WhatsApp View Once: Four Exploits and a Funeral

With 3 billion active users spanning every geography, age group, and technical sophistication level, WhatsApp carries more private human communication than any platform in history. View Once is its promise to journalists, activists, abuse survivors, and ordinary users that sensitive media will be seen once and disappear forever. We broke that promise. Four times. Over two years of research and responsible disclosure, we dismantled View Once through four successive exploits, each one forcing a deeper dive into WhatsApp’s internal architecture: E2EE encryption with the Signal Protocol’s Double Ratchet algorithm, multi-device support with the Sesame Algorithm, and WhatsApp’s inter-device Sync protocol. We detail these exploits technically and walk through the disclosure process and its outcomes. The first three were properly fixed. WhatsApp surprisingly gave up on fixing the fourth. The talk is deeply technical, but the deepest finding is not.

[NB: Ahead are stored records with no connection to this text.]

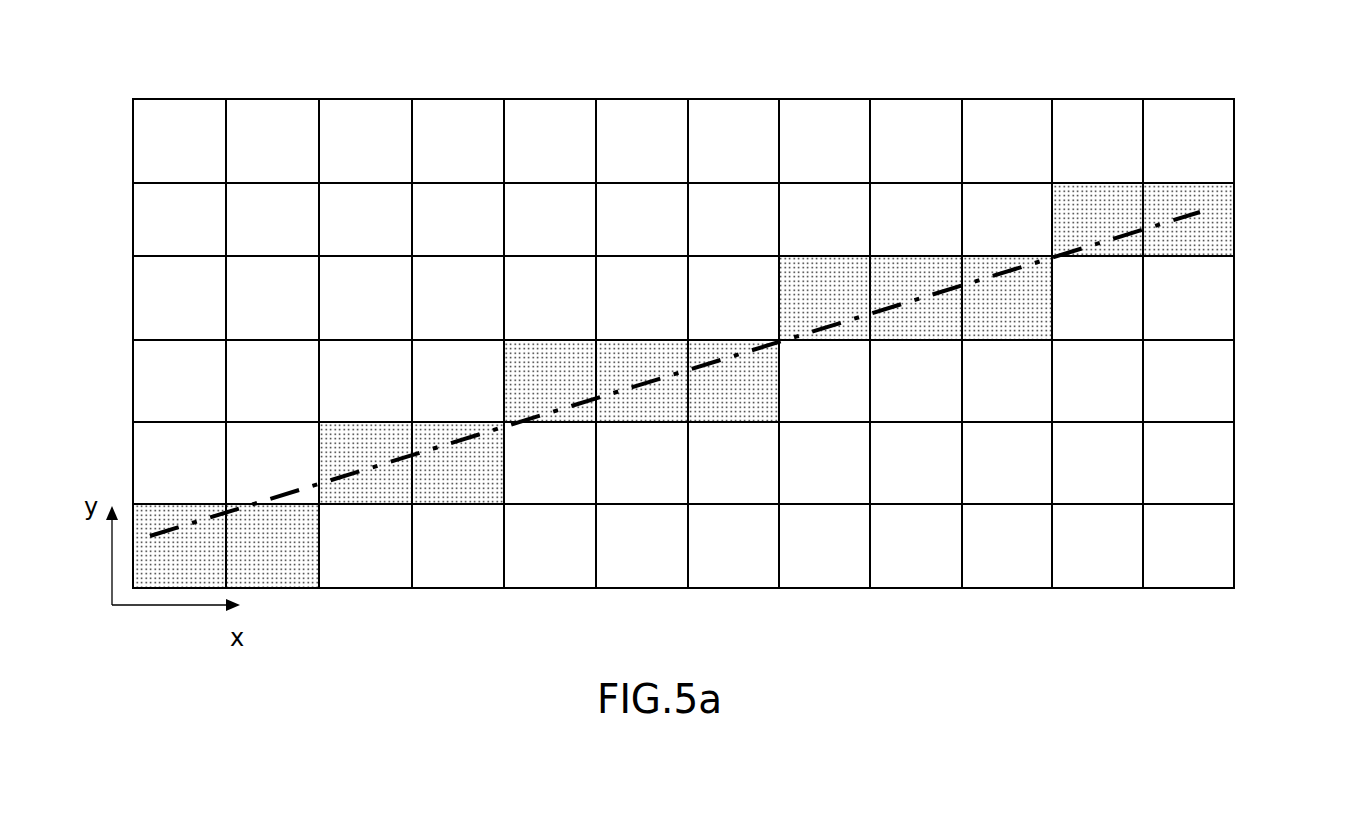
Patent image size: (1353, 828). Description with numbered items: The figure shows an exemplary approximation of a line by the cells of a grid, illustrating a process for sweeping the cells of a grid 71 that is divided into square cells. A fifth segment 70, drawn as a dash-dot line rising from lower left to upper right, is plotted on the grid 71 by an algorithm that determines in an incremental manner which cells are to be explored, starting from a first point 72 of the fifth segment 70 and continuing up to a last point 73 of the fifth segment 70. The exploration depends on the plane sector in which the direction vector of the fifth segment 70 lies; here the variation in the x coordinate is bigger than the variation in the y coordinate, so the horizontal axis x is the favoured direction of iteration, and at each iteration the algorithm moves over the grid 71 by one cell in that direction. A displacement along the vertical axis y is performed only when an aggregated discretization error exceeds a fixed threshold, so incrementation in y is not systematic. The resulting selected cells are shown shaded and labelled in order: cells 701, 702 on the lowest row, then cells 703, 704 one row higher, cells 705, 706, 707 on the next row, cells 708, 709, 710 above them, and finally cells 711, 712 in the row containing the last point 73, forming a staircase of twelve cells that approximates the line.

The fifth segment 70 is at (489, 428).
The grid 71 is at (1271, 76).
The first point 72 is at (166, 524).
The last point 73 is at (1203, 214).
The pixel 701 is at (180, 546).
The pixel 702 is at (273, 546).
The pixel 703 is at (366, 463).
The pixel 704 is at (458, 463).
The pixel 705 is at (550, 381).
The pixel 706 is at (642, 381).
The pixel 707 is at (734, 381).
The pixel 708 is at (825, 298).
The pixel 709 is at (916, 298).
The pixel 710 is at (1007, 298).
The pixel 711 is at (1098, 220).
The pixel 712 is at (1189, 220).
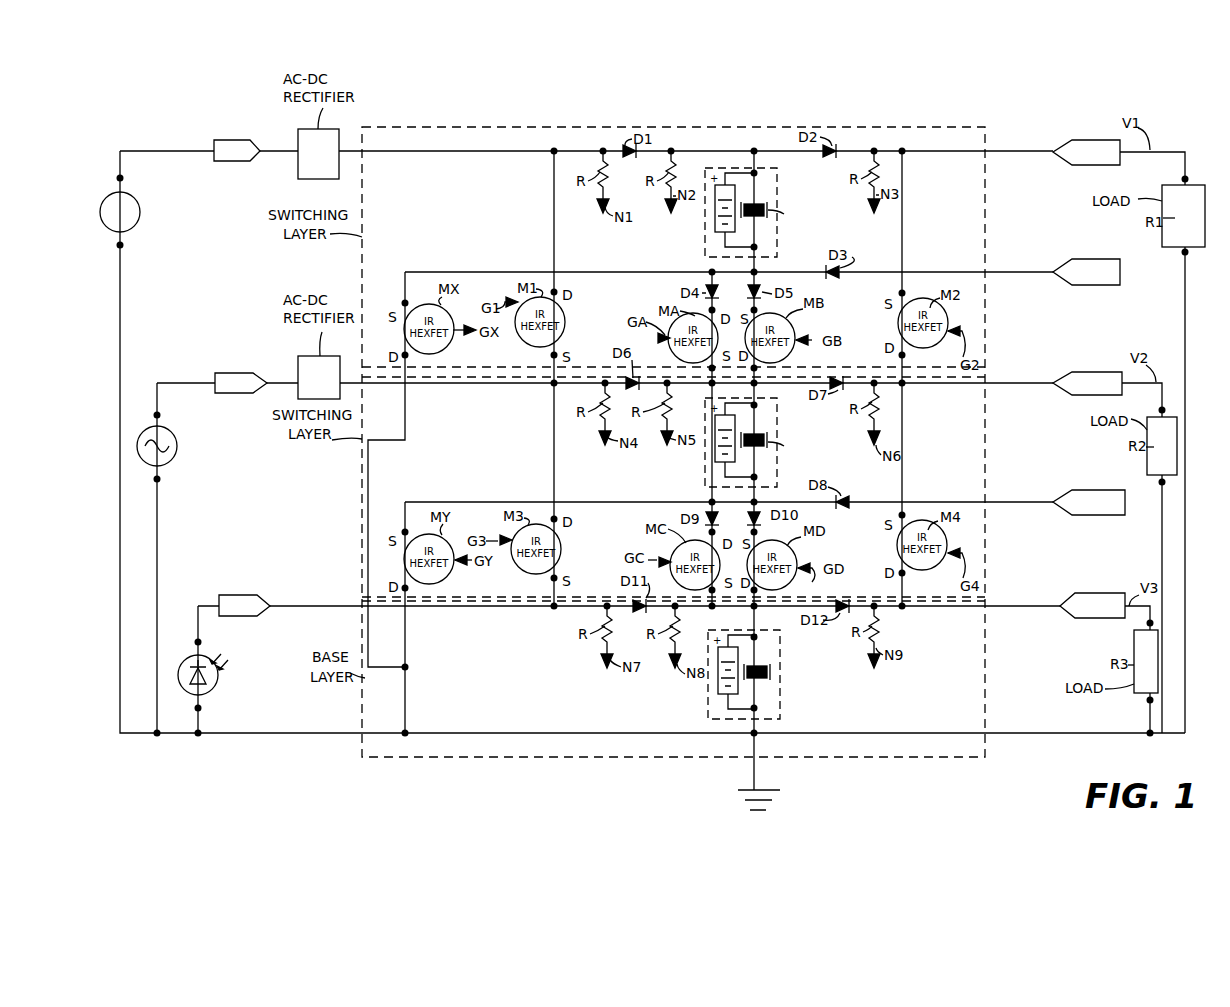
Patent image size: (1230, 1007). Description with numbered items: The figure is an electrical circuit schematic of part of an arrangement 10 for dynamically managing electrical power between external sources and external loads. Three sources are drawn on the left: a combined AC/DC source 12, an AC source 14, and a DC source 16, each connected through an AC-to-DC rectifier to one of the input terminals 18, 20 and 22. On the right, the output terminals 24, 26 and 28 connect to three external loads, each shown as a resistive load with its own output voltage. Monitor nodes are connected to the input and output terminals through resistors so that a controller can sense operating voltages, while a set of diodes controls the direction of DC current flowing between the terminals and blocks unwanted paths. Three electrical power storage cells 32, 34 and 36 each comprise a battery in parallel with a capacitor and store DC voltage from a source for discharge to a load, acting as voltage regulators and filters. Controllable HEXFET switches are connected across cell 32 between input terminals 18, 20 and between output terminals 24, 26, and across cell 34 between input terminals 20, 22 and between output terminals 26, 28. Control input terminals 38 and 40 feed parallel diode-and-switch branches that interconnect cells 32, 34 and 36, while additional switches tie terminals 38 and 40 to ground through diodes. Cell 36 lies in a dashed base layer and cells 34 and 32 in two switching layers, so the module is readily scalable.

The arrangement for dynamically managing electrical power 10 is at (191, 124).
The combined AC/DC source 12 is at (106, 198).
The AC source 14 is at (147, 427).
The DC source 16 is at (185, 657).
The input terminal 18 is at (243, 140).
The input terminal 20 is at (246, 373).
The input terminal 22 is at (256, 595).
The output terminal 24 is at (1090, 140).
The output terminal 26 is at (1064, 372).
The output terminal 28 is at (1108, 593).
The electrical power storage cell 32 is at (777, 180).
The electrical power storage cell 34 is at (777, 412).
The electrical power storage cell 36 is at (780, 644).
The control input terminal 38 is at (1076, 260).
The control input terminal 40 is at (1081, 490).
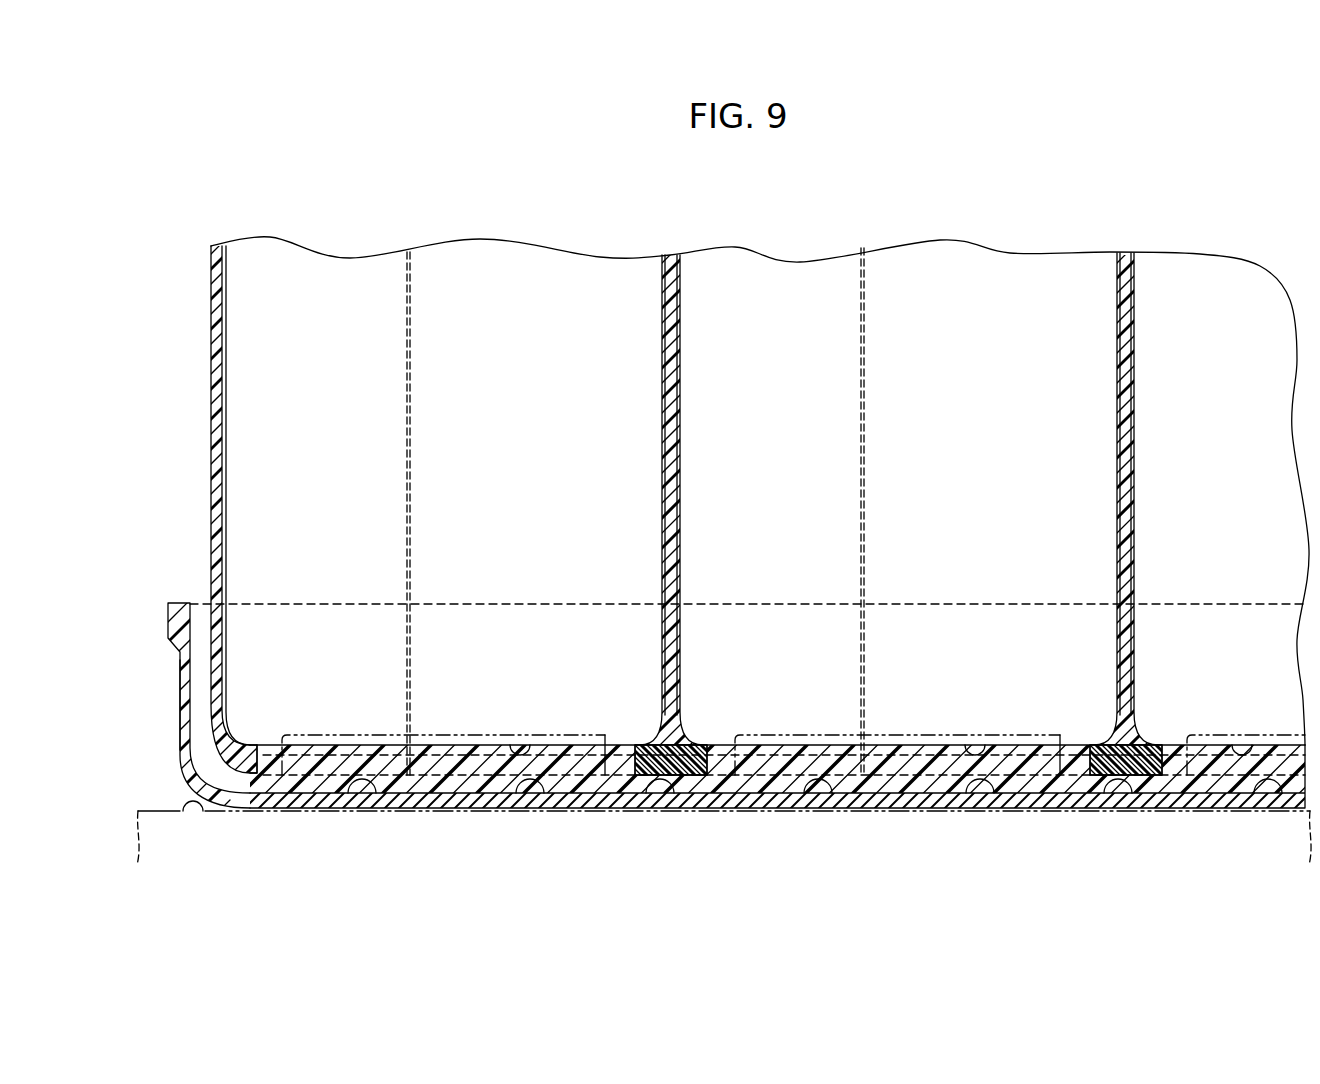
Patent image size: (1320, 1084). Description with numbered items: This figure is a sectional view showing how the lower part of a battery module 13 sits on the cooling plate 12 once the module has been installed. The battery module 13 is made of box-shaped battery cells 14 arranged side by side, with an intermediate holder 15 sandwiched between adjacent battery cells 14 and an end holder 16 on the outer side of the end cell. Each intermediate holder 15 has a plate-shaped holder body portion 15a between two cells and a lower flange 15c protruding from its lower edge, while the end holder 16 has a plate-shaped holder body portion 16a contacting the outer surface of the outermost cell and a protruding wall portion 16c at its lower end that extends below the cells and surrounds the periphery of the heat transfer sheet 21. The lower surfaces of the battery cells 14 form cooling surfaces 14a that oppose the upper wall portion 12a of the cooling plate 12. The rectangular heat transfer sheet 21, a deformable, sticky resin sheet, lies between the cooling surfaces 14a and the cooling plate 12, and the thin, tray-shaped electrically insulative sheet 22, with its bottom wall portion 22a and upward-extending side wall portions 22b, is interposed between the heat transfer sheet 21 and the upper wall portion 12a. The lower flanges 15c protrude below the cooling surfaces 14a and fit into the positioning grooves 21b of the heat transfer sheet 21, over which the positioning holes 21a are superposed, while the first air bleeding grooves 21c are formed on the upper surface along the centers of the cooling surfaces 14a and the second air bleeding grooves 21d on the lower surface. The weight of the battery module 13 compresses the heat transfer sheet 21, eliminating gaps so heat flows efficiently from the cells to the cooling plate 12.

The cooling plate 12 is at (158, 800).
The upper wall portion 12a is at (190, 818).
The battery module 13 is at (1046, 226).
The battery cell 14 is at (368, 283).
The cooling surface 14a is at (520, 746).
The intermediate holder 15 is at (700, 371).
The holder body portion 15a is at (668, 446).
The lower flange 15c is at (695, 745).
The end holder 16 is at (195, 357).
The holder body portion 16a is at (216, 438).
The protruding wall portion 16c is at (240, 758).
The heat transfer sheet 21 is at (822, 735).
The positioning hole 21a is at (662, 805).
The positioning groove 21b is at (606, 735).
The first air bleeding groove 21c is at (444, 742).
The second air bleeding groove 21d is at (362, 812).
The electrically insulative sheet 22 is at (158, 618).
The bottom wall portion 22a is at (880, 810).
The side wall portion 22b is at (182, 683).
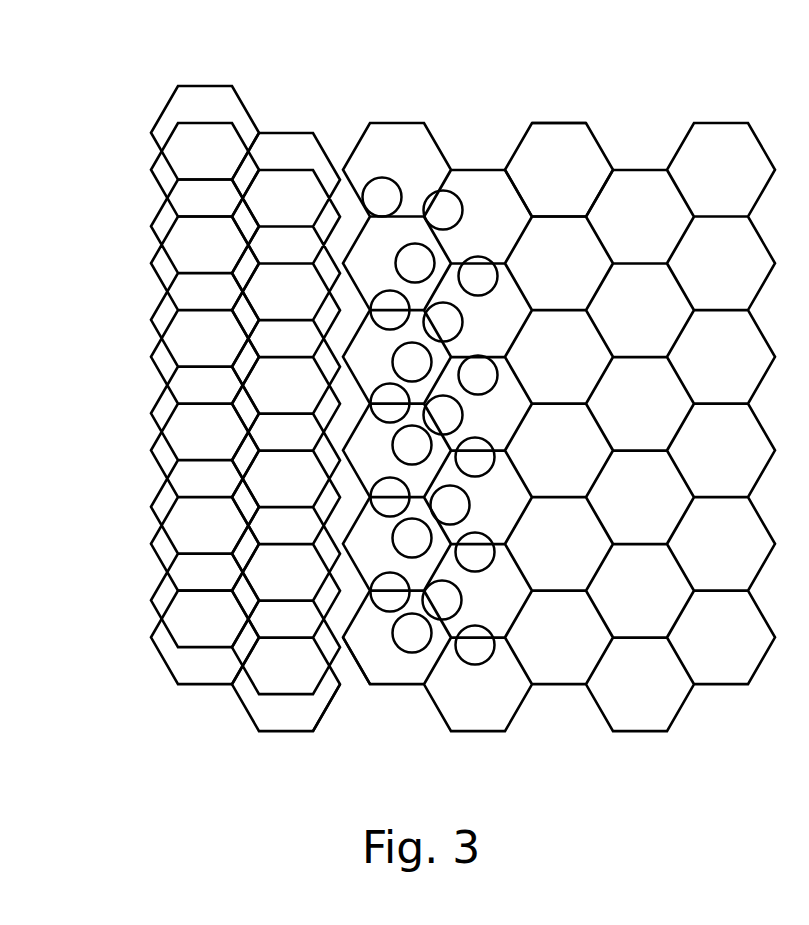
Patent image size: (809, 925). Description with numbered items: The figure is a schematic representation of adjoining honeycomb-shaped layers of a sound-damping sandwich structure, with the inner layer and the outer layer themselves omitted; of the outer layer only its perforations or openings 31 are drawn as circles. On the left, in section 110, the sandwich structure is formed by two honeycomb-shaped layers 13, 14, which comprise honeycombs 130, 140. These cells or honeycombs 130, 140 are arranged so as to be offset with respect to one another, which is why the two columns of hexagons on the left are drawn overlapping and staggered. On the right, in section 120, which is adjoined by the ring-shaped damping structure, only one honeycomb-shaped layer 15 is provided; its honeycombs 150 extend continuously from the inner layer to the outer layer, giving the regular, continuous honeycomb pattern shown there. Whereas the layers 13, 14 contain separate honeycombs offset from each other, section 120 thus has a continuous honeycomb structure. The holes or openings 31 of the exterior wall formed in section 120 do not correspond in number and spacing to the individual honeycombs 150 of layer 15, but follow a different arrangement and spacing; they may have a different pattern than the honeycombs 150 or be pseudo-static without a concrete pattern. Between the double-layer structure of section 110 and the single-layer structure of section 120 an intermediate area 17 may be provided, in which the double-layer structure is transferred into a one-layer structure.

The layer 13 is at (165, 108).
The layer 14 is at (158, 182).
The layer 15 is at (557, 122).
The intermediate area 17 is at (352, 718).
The openings 31 is at (457, 192).
The section 110 is at (275, 92).
The section 120 is at (559, 375).
The honeycombs 130 is at (153, 387).
The honeycombs 140 is at (200, 670).
The honeycombs 150 is at (588, 150).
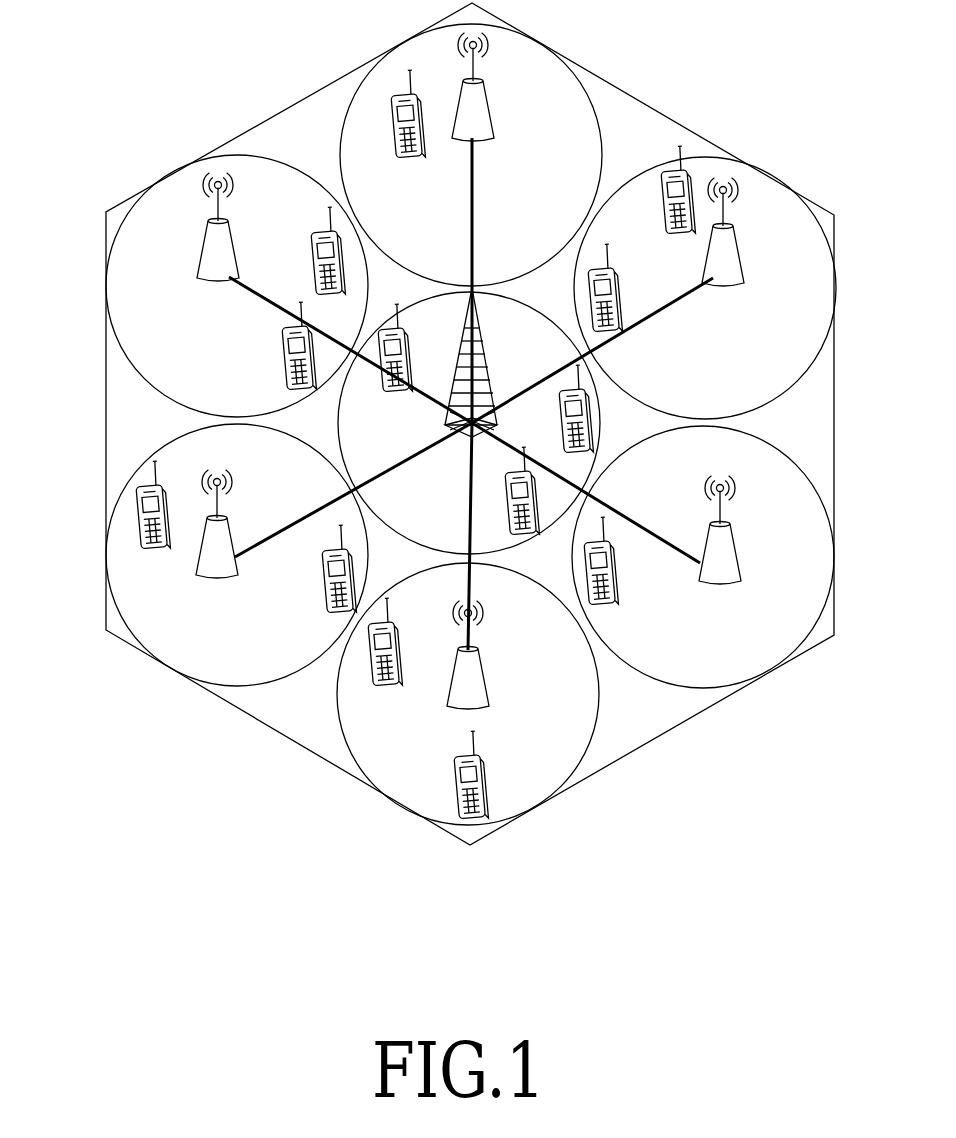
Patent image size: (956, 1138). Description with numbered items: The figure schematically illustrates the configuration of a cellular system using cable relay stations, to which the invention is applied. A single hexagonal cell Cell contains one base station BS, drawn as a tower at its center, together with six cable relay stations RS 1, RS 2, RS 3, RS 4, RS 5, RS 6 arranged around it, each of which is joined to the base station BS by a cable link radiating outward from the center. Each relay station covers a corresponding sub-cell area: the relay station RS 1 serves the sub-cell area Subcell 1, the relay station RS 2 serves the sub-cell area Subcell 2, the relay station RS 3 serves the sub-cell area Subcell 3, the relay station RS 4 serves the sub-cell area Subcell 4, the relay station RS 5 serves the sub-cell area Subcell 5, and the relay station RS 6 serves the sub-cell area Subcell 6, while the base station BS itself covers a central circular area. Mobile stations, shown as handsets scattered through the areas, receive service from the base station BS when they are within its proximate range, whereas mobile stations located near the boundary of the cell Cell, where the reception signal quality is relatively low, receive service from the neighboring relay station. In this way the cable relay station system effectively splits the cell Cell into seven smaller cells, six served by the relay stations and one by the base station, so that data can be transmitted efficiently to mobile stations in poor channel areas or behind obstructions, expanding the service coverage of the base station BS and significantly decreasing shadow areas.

The cell Cell is at (470, 424).
The base station BS is at (447, 362).
The cable relay station RS 1 is at (186, 539).
The cable relay station RS 2 is at (510, 655).
The cable relay station RS 3 is at (757, 530).
The cable relay station RS 4 is at (760, 232).
The cable relay station RS 5 is at (511, 87).
The cable relay station RS 6 is at (182, 227).
The sub-cell area Subcell 1 is at (237, 555).
The sub-cell area Subcell 2 is at (468, 694).
The sub-cell area Subcell 3 is at (703, 557).
The sub-cell area Subcell 4 is at (705, 288).
The sub-cell area Subcell 5 is at (471, 155).
The sub-cell area Subcell 6 is at (237, 286).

This inconsistency stems from a single methodological flaw: no defined security model for View Once. Without a target, every failure becomes a “best effort” shrug. We call this Cheshire Cat Security. When you don’t know where you’re going, any road gets you there. We close by proposing a relevant security model for View Once, articulating what we believe it should defend against, what should be explicitly scoped out, and how existing DRM technology already provides the foundation to build it right.